Tante sono le realtà nelle quali le società fondano i propri progetti calcistici partendo dal settore giovanile e che ripongono in esso i propri sforzi, anche economici, in quanto considerato imprescindibile per la crescita e la stabilità futura della società stessa. Non è un caso che molte società che hanno attuato questo percorso, adesso stanno raccogliendo i frutti di una scelta coraggiosa, ma al tempo stesso logica e sensata, e non serve allontanarsi tanto dal nostro territorio per vedere schierati in campo 7 calciatori del posto, che l’anno precedente avevano giocato la Juniores Nazionale. Brindisi ha sempre portato con sé la necessità di fare risultato immediato e questo ha costretto le varie società succedutesi a rinunciare di investire nel settore giovanile, purtroppo sbagliando, ma mi rendo conto che questi errori sono stati ripetuti ancora una volta e che non abbiamo imparato niente da quello già accaduto negli anni precedenti poiché non c’è avvenire per una società che decide di non investire e di non valorizzare il progetto del settore giovanile. Tante sono infatti le realtà, anche di un certo rilievo, fallite proprio per non avere riposto valore e fiducia. In ogni caso continuiamo a lavorare con estrema serietà e dedizione sperando che prima o poi qualcuno si renda conto di quanto sia importante il nostro lavoro giovanile per la Brindisi calcistica».
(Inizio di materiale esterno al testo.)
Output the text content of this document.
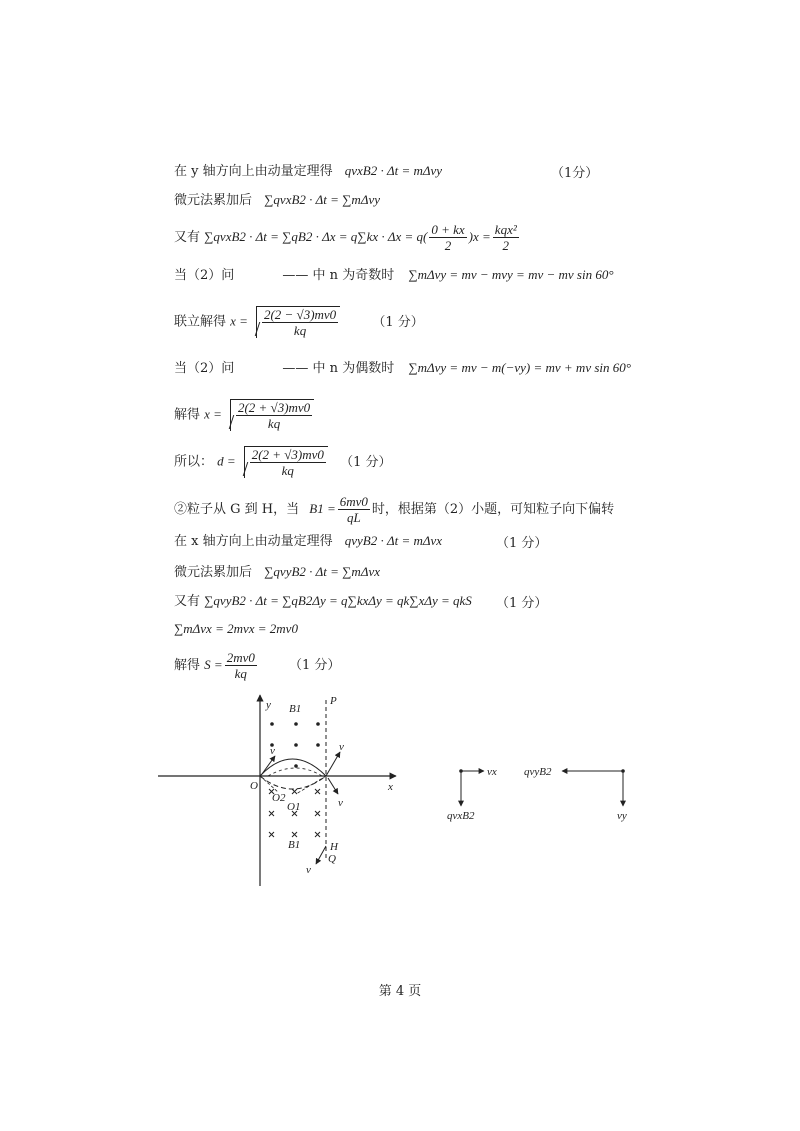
在 y 轴方向上由动量定理得 qvxB2 · Δt = mΔvy	（1分）
微元法累加后 ∑qvxB2 · Δt = ∑mΔvy
又有 ∑qvxB2 · $\Delta t = \sum qB2 \cdot \Delta x = q\sum kx \cdot \Delta x = q( \frac{0 + kx}{2} )x = \frac{\text{kqx²}}{2}$
当（2）问	—— 中 n 为奇数时 ∑mΔvy = mv − mvy = mv − mv sin 60°
联立解得 $x = \frac{2(2 - √3)mv0}{kq}$	（1 分）
当（2）问	—— 中 n 为偶数时 ∑mΔvy = mv − m(−vy) = mv + mv sin 60°
解得 $x = \frac{2(2 + √3)mv0}{kq}$
所以： $d = \frac{2(2 + √3)mv0}{kq} (1$ 分）
②粒子从 G 到 H，当 $B1 = \frac{6mv0}{qL}$ 时，根据第（2）小题，可知粒子向下偏转
在 x 轴方向上由动量定理得 qvyB2 · Δt = mΔvx	（1 分）
微元法累加后 ∑qvyB2 · Δt = ∑mΔvx
又有 ∑qvyB2 · Δt = ∑qB2Δy = q∑kxΔy = qk∑xΔy = qkS （1 分）
∑mΔvx = 2mvx = 2mv0
解得 $S = \frac{2mv0}{kq} (1$ 分）
y
x
O
P
B1
B1
O2
O1
v	v
v
v
H
Q
vx
qvxB2
qvyB2
vy
第 4 页
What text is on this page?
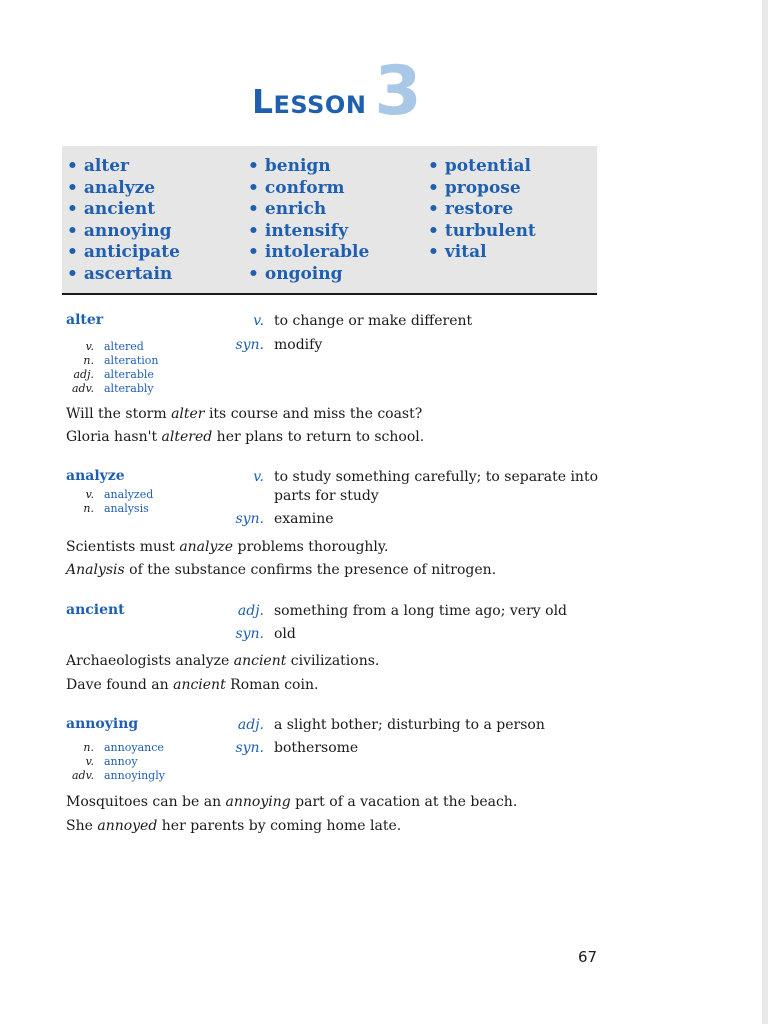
LESSON 3
• alter
• analyze
• ancient
• annoying
• anticipate
• ascertain
• benign
• conform
• enrich
• intensify
• intolerable
• ongoing
• potential
• propose
• restore
• turbulent
• vital
alter	v. to change or make different
syn. modify
v. altered
n. alteration
adj. alterable
adv. alterably
Will the storm alter its course and miss the coast?
Gloria hasn't altered her plans to return to school.
analyze	v. to study something carefully; to separate into parts for study
syn. examine
v. analyzed
n. analysis
Scientists must analyze problems thoroughly.
Analysis of the substance confirms the presence of nitrogen.
ancient	adj. something from a long time ago; very old
syn. old
Archaeologists analyze ancient civilizations.
Dave found an ancient Roman coin.
annoying	adj. a slight bother; disturbing to a person
syn. bothersome
n. annoyance
v. annoy
adv. annoyingly
Mosquitoes can be an annoying part of a vacation at the beach.
She annoyed her parents by coming home late.
67
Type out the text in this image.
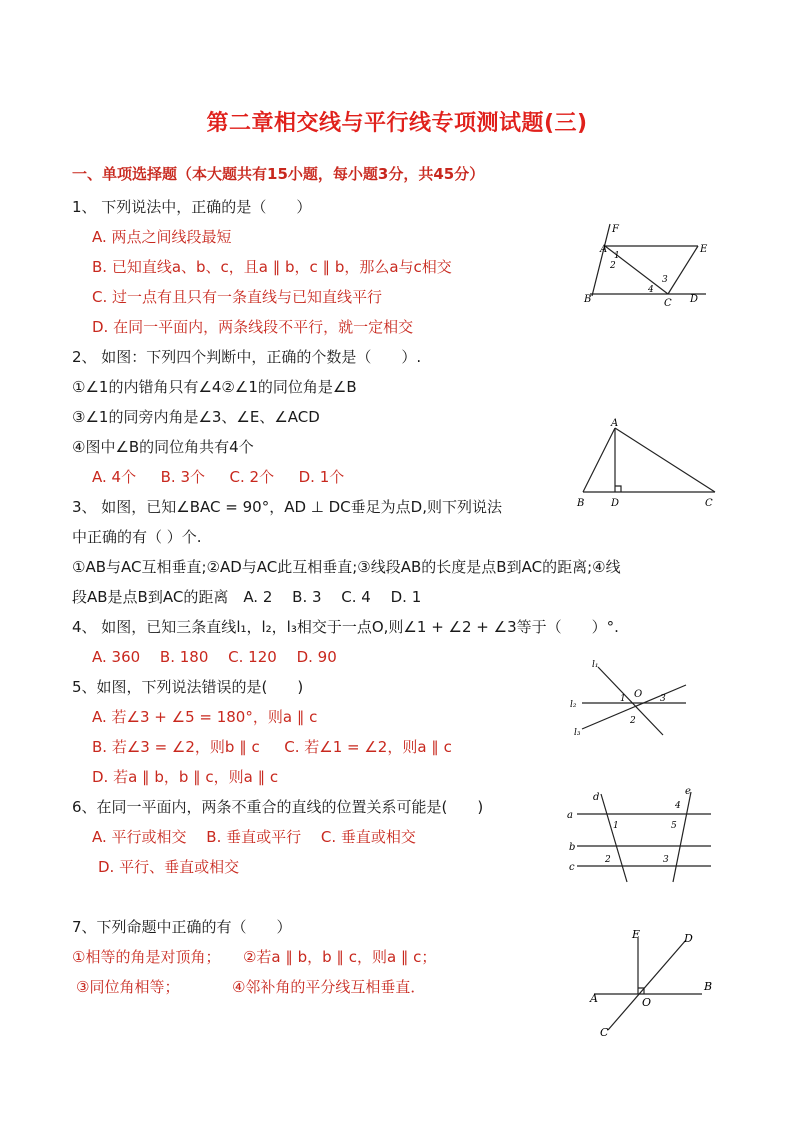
第二章相交线与平行线专项测试题(三)
一、单项选择题（本大题共有15小题，每小题3分，共45分）
1、 下列说法中，正确的是（　　）
A. 两点之间线段最短
B. 已知直线a、b、c，且a ∥ b，c ∥ b，那么a与c相交
C. 过一点有且只有一条直线与已知直线平行
D. 在同一平面内，两条线段不平行，就一定相交
2、 如图：下列四个判断中，正确的个数是（　　）.
①∠1的内错角只有∠4②∠1的同位角是∠B
③∠1的同旁内角是∠3、∠E、∠ACD
④图中∠B的同位角共有4个
A. 4个 　 B. 3个 　 C. 2个 　 D. 1个
3、 如图，已知∠BAC = 90°，AD ⊥ DC垂足为点D,则下列说法
中正确的有（ ）个.
①AB与AC互相垂直;②AD与AC此互相垂直;③线段AB的长度是点B到AC的距离;④线
段AB是点B到AC的距离　A. 2　 B. 3 　C. 4 　D. 1
4、 如图，已知三条直线l₁，l₂，l₃相交于一点O,则∠1 + ∠2 + ∠3等于（　　）°.
A. 360 　B. 180 　C. 120 　D. 90
5、如图，下列说法错误的是(　　)
A. 若∠3 + ∠5 = 180°，则a ∥ c
B. 若∠3 = ∠2，则b ∥ c 　 C. 若∠1 = ∠2，则a ∥ c
D. 若a ∥ b，b ∥ c，则a ∥ c
6、在同一平面内，两条不重合的直线的位置关系可能是(　　)
A. 平行或相交 　B. 垂直或平行 　C. 垂直或相交
D. 平行、垂直或相交
7、下列命题中正确的有（　　）
①相等的角是对顶角；　　②若a ∥ b，b ∥ c，则a ∥ c；
③同位角相等；　　　　④邻补角的平分线互相垂直．
A
F
E
B	C D
1
2
3
4
A
B	D	C
l₁
l₂
l₃
O
1
2
3
a
b
c
d
e
1
2	3
4
5
E	D
A
B
O
C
Altri articoli di "Calcio"
Calcio
22/02/2020
BRINDISI - Dopo la bomba di ieri, che ha messo in allarme ...
Calcio
21/02/2020
BRINDISI -  Lo abbiamo già scritto in un ...
Calcio
19/02/2020
Nella ventesima giornata del Campionato Nazionale Juniores girone M, il Francavilla ha ...
Calcio
16/02/2020
FOGGIA - Nella ventiquattresima giornata di campionato il Brindisi di mister Ciullo perde ...
«No Bomb, Yes Love» è il concerto di Eugenio Finardi, Bungaro, Raffaele Casarano e Mirko Signorile ...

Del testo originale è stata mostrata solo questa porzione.